Leesburg native killed in Iraq had premonition of death
Associated Press
ORLANDO, Fla. — Army Staff Sgt. James Estep had such a strong sense of foreboding that he would die in Iraq that he went over detailed funeral plans and made special family visits before his Oct. 2 deployment.
“The last time I saw him, he said, ‘Dad, I love you and probably won’t never see you again,”’ Estep’s stepfather, Richard Hayton, told the Orlando Sentinel. “Like he’d had a premonition.”
Estep, 26, and a father of three, was one of four soldiers killed by a roadside bomb in Taji, Iraq, on Nov. 15.
The blast also killed Spc. Alexis Roman-Cruz, 33, of Brandon.
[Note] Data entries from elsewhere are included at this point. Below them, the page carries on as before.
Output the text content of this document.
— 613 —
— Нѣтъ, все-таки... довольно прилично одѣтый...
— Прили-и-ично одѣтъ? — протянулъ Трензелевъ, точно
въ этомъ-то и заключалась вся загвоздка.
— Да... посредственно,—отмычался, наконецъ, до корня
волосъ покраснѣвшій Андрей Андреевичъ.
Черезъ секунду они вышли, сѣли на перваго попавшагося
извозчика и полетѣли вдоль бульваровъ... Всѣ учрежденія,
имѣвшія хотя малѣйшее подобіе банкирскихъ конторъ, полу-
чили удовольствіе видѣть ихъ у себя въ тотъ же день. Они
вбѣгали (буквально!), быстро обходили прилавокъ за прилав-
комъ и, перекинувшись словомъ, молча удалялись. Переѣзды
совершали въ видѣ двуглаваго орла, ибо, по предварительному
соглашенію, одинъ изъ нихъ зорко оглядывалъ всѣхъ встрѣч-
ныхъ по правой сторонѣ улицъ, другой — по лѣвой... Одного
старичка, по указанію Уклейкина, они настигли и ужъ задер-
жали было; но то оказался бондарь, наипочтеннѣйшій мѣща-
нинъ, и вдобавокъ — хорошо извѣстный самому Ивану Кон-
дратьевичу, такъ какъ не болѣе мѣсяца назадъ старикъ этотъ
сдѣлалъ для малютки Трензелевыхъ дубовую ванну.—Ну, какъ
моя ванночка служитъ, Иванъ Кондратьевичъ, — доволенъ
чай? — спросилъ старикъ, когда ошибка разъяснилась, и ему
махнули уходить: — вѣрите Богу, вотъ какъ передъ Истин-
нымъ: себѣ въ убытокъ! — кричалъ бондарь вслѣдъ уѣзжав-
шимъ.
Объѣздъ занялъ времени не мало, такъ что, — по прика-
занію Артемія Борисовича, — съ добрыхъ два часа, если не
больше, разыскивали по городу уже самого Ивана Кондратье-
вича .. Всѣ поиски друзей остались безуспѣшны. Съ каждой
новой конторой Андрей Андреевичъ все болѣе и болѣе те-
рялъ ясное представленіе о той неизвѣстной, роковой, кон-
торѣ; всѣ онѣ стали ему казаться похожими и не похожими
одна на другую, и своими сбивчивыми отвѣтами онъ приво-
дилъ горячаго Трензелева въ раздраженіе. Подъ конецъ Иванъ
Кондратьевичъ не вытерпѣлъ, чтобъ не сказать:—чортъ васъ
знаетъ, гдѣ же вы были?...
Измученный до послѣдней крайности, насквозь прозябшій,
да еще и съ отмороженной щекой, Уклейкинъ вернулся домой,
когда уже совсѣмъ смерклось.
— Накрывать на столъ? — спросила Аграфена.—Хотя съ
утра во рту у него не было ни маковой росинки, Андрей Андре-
Both soldiers served with the 1st Battalion, 320th Field Artillery Regiment, 101st Airborne Division, based in Fort Campbell, Ky.
Estep, a graduate of the former Lee Adult High School in Leesburg, was living in Clarksville, Tenn., with his wife, Kelly, and three children.
A visit with a psychic shook Estep and made him believe he would die before he turned 27, Kelly Estep said.
“I had a weird feeling that he knew,” she said.
The psychic predicted James Estep would marry twice, divorce once and die before his 27th birthday. He had been married once before and turned 26 in March.
“Before he left, we went over funeral plans,” Kelly Estep said. “I didn’t want to, but he said ‘just in case.’ He wanted to be (buried) by his father, in a steel casket, full military honors.”